The pound sterling (GBP) gradually regained ground against the US dollar (USD), lifting GBP/USD from three-month lows to ten-day highs around 1.3500.
The pound sterling experienced a sharp reversal
The GBP/USD pair received a double boost last week, which helped it make a decent recovery, recording its best weekly performance since the end of June.
Disappointing US labour market data for July and a slowdown in the services sector heightened concerns about the US economic outlook, doubling expectations that the Fed will cut interest rates in September.
Traders are pricing in a 93% probability of a rate cut in September, with at least two rate cuts expected by the end of the year, according to the CME Group’s Fed Watch tool.
This dovish narrative continued to weigh on the US dollar, while the latest tariffs announced by US President Donald Trump on his main trading partners heightened economic concerns and the greenback’s weakness.
A report in the Financial Times on Monday, citing a letter from Customs and Border Protection, said the US had imposed tariffs on imports of one-kilogram gold bars.
Earlier on Thursday, Trump’s increased tariffs on imports from dozens of countries came into effect, with high tariffs on Switzerland, Brazil and India. The US president also threatened additional tariffs on China and Japan over their oil imports from Russia after imposing an additional 25% tariff on India.
Increased tensions surrounding appointments to the Fed and, consequently, its independence exacerbated the US dollar’s woes, contributing to the pair’s recovery.
Trump nominated Steven Miran, chairman of the Council of Economic Advisers, to replace Fed Governing Council member Adriana Kugler. Miran is also seen as a possible successor to Jerome Powell when his term expires in May 2026, according to some industry experts.
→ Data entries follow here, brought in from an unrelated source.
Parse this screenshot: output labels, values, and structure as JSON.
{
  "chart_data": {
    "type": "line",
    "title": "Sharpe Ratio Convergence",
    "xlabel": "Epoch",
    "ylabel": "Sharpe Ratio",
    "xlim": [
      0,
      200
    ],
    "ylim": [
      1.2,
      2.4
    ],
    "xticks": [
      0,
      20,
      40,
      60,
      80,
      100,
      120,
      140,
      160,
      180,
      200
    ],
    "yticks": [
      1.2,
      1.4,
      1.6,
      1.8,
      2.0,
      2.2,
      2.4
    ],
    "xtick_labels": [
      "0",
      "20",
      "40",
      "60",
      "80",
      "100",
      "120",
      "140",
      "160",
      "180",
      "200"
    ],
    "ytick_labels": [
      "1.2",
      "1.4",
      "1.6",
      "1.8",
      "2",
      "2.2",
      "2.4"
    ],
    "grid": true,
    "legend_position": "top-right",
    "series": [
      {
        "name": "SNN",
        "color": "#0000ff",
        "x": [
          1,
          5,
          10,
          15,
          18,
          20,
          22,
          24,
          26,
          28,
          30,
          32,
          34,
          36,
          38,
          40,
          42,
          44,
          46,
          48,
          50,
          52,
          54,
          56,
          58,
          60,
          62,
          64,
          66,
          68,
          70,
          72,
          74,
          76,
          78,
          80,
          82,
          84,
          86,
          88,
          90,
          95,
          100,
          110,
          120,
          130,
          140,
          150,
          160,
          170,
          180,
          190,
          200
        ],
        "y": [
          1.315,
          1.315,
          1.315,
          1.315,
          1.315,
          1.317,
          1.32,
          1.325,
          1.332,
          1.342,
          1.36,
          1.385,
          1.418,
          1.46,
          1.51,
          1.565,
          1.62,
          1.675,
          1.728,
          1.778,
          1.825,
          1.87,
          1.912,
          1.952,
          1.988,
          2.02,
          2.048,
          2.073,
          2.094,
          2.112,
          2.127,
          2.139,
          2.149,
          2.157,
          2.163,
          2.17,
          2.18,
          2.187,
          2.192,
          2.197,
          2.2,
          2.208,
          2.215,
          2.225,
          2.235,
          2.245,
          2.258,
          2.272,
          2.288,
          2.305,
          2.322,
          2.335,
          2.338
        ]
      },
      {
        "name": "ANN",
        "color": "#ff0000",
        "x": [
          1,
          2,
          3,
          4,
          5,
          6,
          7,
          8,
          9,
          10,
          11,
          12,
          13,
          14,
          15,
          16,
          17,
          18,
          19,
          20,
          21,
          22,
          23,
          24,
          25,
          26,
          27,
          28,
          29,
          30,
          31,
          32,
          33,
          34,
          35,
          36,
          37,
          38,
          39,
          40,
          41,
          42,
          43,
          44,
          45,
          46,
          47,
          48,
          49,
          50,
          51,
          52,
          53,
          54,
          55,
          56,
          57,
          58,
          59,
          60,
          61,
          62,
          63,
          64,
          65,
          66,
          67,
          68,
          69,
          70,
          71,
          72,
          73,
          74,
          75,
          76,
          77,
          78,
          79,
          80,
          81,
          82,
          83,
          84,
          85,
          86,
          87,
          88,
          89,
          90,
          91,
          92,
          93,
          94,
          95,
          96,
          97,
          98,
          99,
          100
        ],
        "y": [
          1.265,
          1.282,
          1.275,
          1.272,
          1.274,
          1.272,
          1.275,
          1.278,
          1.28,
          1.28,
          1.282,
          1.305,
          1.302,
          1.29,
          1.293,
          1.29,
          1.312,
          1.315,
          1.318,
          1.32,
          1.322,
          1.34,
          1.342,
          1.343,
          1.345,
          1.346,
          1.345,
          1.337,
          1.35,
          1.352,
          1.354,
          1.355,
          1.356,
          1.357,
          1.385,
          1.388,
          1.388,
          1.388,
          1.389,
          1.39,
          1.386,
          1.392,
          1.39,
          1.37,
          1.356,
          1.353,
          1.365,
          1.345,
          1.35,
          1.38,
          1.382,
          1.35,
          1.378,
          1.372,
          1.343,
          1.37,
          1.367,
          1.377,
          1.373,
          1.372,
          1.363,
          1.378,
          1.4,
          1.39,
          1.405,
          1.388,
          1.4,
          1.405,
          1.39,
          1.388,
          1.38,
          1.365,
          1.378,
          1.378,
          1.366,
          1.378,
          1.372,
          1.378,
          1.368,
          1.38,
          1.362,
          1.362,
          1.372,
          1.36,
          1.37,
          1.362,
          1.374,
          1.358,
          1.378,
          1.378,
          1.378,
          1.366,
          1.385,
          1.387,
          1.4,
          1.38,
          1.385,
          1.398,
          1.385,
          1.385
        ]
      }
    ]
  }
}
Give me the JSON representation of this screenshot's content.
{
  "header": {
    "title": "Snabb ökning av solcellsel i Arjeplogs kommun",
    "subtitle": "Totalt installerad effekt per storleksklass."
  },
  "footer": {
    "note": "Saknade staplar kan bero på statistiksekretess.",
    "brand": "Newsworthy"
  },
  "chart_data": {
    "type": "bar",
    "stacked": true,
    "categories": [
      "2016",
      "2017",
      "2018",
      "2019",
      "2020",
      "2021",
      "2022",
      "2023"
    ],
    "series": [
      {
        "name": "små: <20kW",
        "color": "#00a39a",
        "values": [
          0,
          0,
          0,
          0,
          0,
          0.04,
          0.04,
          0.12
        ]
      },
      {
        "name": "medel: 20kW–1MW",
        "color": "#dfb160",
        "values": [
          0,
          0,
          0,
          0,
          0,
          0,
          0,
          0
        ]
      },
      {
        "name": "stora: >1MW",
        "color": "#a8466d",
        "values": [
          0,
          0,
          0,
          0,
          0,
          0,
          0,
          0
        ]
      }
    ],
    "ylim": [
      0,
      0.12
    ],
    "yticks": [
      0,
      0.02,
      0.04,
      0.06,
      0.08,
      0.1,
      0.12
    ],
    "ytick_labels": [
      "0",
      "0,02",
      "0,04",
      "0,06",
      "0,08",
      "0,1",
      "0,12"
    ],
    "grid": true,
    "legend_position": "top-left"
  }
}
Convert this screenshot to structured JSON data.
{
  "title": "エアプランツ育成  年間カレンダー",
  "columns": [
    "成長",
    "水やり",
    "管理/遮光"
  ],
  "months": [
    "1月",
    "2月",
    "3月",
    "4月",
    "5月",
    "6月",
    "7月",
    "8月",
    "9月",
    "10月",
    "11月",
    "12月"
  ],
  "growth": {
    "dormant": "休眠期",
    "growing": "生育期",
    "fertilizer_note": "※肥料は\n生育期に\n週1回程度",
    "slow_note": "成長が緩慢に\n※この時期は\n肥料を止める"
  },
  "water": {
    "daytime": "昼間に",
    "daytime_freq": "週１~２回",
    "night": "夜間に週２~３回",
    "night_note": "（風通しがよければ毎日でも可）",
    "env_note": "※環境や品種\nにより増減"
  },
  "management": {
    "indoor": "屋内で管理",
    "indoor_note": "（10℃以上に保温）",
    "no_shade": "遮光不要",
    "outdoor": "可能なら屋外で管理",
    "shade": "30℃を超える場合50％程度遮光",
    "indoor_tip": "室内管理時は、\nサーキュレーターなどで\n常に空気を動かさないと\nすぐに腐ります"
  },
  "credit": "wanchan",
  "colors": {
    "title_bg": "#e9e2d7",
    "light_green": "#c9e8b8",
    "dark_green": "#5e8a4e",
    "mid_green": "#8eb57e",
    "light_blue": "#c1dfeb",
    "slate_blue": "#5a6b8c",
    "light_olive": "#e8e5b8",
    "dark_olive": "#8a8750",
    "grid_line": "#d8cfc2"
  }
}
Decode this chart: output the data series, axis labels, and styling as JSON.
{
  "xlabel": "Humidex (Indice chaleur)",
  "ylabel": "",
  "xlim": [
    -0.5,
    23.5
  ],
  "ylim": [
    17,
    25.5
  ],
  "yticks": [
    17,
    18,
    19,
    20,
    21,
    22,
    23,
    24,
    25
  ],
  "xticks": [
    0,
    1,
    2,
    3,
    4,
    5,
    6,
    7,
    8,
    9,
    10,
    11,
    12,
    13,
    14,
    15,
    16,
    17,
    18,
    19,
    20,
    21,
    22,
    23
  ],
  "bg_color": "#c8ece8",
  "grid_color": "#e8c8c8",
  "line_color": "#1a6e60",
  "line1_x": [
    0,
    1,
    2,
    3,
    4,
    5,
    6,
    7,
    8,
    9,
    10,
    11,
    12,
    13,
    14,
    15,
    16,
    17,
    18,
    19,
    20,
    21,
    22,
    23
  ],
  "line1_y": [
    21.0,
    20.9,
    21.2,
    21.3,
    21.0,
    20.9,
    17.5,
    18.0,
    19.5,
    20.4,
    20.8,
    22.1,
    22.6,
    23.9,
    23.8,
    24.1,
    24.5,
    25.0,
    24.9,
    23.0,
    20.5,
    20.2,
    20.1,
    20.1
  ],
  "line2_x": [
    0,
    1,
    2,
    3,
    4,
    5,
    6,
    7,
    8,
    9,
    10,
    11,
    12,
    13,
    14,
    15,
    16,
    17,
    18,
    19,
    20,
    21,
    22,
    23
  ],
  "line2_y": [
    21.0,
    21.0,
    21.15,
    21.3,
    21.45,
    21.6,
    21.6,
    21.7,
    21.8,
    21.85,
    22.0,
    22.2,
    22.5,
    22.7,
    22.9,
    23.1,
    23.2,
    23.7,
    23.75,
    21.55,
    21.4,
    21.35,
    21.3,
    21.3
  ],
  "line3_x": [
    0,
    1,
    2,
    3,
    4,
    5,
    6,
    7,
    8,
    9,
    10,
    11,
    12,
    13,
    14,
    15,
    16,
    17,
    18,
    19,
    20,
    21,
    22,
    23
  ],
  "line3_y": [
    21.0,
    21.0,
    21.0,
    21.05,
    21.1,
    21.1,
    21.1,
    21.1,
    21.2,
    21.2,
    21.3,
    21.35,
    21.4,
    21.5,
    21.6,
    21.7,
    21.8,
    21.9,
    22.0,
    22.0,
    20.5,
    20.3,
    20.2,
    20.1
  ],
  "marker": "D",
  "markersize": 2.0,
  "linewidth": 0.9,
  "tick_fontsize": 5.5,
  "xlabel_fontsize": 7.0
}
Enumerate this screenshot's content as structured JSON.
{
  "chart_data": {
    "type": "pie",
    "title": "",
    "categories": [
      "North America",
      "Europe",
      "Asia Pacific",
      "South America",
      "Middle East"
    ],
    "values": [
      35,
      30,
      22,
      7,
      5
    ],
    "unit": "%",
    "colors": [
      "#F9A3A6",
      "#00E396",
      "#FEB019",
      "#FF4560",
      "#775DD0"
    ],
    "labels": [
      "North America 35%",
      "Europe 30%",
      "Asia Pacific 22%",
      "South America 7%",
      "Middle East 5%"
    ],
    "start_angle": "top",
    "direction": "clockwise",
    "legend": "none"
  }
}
From the pound’s perspective, buyers took advantage of the Bank of England’s (BoE) 5-4 vote in favour of a rate cut on Thursday, instead of the expected 7-2.
The BoE delivered the expected 25 basis point rate cut from 4.25% to 4% on “Super Thursday,” with the split vote indicating that policymakers remain concerned about still-high inflation, even despite the rate cut.
According to Goldman Sachs, the split in the BoE vote “implies one of the most hawkish 25 basis point cuts that could reasonably have been expected.” Expectations of a divergence in monetary policy outlook between the Fed and the BoE contributed to the recovery of GBP/USD.
Keep an eye on important economic data from the US and the UK
With the BoE event risk out of the way and Trump’s tariffs on almost all US trading partners now in effect, attention is shifting to high-impact economic data releases on both sides of the Atlantic.
Monday was a quiet day, setting the stage for a remarkable Tuesday, as volatility is likely to increase ahead of the UK employment report and the release of US consumer price index (CPI) data.
On Wednesday, speeches by a number of Fed members will fill an otherwise slight data calendar. Traders are eagerly awaiting preliminary data on the UK economy’s second-quarter gross domestic product (GDP), along with industrial production and trade figures.
Later in the day, the US calendar will feature producer price index (PPI) data and the usual weekly jobless claims.
Retail sales and industrial production data from China will attract some attention early on Friday ahead of the release of US retail sales figures. Preliminary data on consumer sentiment and inflation expectations from the University of Michigan will also be closely watched.
Even when attention returns to fundamentals, trade headlines will continue to play a key role in GBP/USD price action.